The two characters that clearly view their world and those around them are teenagers Jane Burnham and her next-door neighbor and classmate, Ricky Fitts (Wes Bentley). They have their own issues due to the dysfunction of their families. Probably as a result of no emotional bonding and reassurance from her parents, Jane is dealing with her own sense of inadequacy as she is already saving her money for a “boob job.” The voyeuristic Ricky uses his video camera to capture the beauty that only he perceives in the real world. Ricky seems almost ethereal in his remote calm that has resulted from the emotional disconnect he has developed coping in the rigidly disciplined household commanded by his ex-Marine father, Col. Frank Fitts (Chris Cooper).
All of this seems to be adding up to a dismal kitchen sink drama that can spill over into preachy moralizing. That is hardly the case here. Lester Burnham’s midlife rebirth exposes this film’s truths in amusing ways. It never devolves into a lifestyle farce, but it does create moments that are funny for being recklessly liberating.

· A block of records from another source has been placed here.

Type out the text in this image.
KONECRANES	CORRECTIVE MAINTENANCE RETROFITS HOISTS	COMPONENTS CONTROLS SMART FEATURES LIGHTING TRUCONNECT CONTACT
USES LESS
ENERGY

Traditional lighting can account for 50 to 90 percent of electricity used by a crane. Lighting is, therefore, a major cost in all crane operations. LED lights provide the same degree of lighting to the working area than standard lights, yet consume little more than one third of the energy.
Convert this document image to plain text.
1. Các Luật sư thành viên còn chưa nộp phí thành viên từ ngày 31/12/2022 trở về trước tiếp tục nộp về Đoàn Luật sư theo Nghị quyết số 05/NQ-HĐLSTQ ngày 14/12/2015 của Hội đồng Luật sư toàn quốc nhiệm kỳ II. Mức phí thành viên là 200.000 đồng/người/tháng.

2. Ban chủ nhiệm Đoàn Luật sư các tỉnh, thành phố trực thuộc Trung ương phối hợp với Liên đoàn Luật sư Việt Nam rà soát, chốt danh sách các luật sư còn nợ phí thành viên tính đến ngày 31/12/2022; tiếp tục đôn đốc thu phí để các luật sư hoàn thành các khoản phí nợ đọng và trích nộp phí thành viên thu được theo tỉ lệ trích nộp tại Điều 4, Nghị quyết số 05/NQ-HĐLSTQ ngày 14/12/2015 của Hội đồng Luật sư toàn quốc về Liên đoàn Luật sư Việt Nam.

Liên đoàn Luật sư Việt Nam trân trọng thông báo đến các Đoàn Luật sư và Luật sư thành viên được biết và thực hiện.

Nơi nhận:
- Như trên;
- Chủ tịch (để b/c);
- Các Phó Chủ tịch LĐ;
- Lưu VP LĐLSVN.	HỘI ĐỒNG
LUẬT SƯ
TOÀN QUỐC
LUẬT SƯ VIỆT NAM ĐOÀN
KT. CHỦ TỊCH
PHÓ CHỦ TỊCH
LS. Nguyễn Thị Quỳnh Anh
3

Of course Kevin Spacey won the Best Actor Oscar for a performance here that works because most of the time he seems subdued. His Lester Burnham character is established as repressed and seething with resentment about his life and family. Once he has his midlife attitude conversion, he indulges himself with youthful abandon and rejects any status-dictated responsibilities. However, there are still unresolved dissatisfactions in his home life that can break through that don’t-give-a-damn calm. It is the direction, writing, and cinematography that does the stylish heavy lifting while Spacey’s mundane sincerity rings true.
There are many other fine performances. Annette Bening’s manic Carolyn becomes almost grotesque in her career-fixated fundamentalism. Thora Birch’s Jane goes beyond sadness to disaffection in her character’s lack of self-esteem. Birch would go on to star in my favorite film of the next century, that quirky delight Ghost World (2001). Wes Bentley exudes a calm confidence as Ricky Pitts that is as much of an influence on Lester’s new attitude as the Angela fixation. Chris Cooper’s intense performance as Ricky’s hard-ass, control-freak father gives us a character that is both despicable and pathetic. Finally, Mena Suvari’s vain and shallow Angela is funny, yet she surprises us with her vulnerability.
American Beauty skewers the middleclass mainstream’s empty vanity. It does this all in a darkly humorous manner that can be quirky, distressing, and cathartic. It all ends by challenging us to accept a philosophy embracing truth and appreciating life experience rather than lamenting lost goals.
Flash -> CONGRATS on posting 150th review!!
ReplyDeleteThanks! I think I'm starting to get the hang of this.
ReplyDeleteExcellent review!! This really is a totally original and well-written film. Nothing in the course of the film prepared me for what happened when Cooper's character embraced Spacey. I have to admit to almost feeling guilty for liking this film because of the older guy's obsession with a teenager. The almost-seduction scene is extremely uncomfortable until, as you said, Angela's true vulnerability comes forth. So many good performances here, but I think Chris Cooper stand out. The guy amazes me more every time I see him. Now I want to watch this again!
ReplyDeleteYeah, Cooper was great. Both of his character's "reveals" were surprises that still make sense.
ReplyDeleteThis movie has probably the weirdest "happy ending" ever. I wish things worked out differently for everyone, especially for Spacey's Lester, yet that is what ultimately makes this story unique and more relevant. In real life we don't all get the chance to arrive at the important realizations in time to live happily ever after. Hopefully we figure things out a lot sooner than Lester Burnham.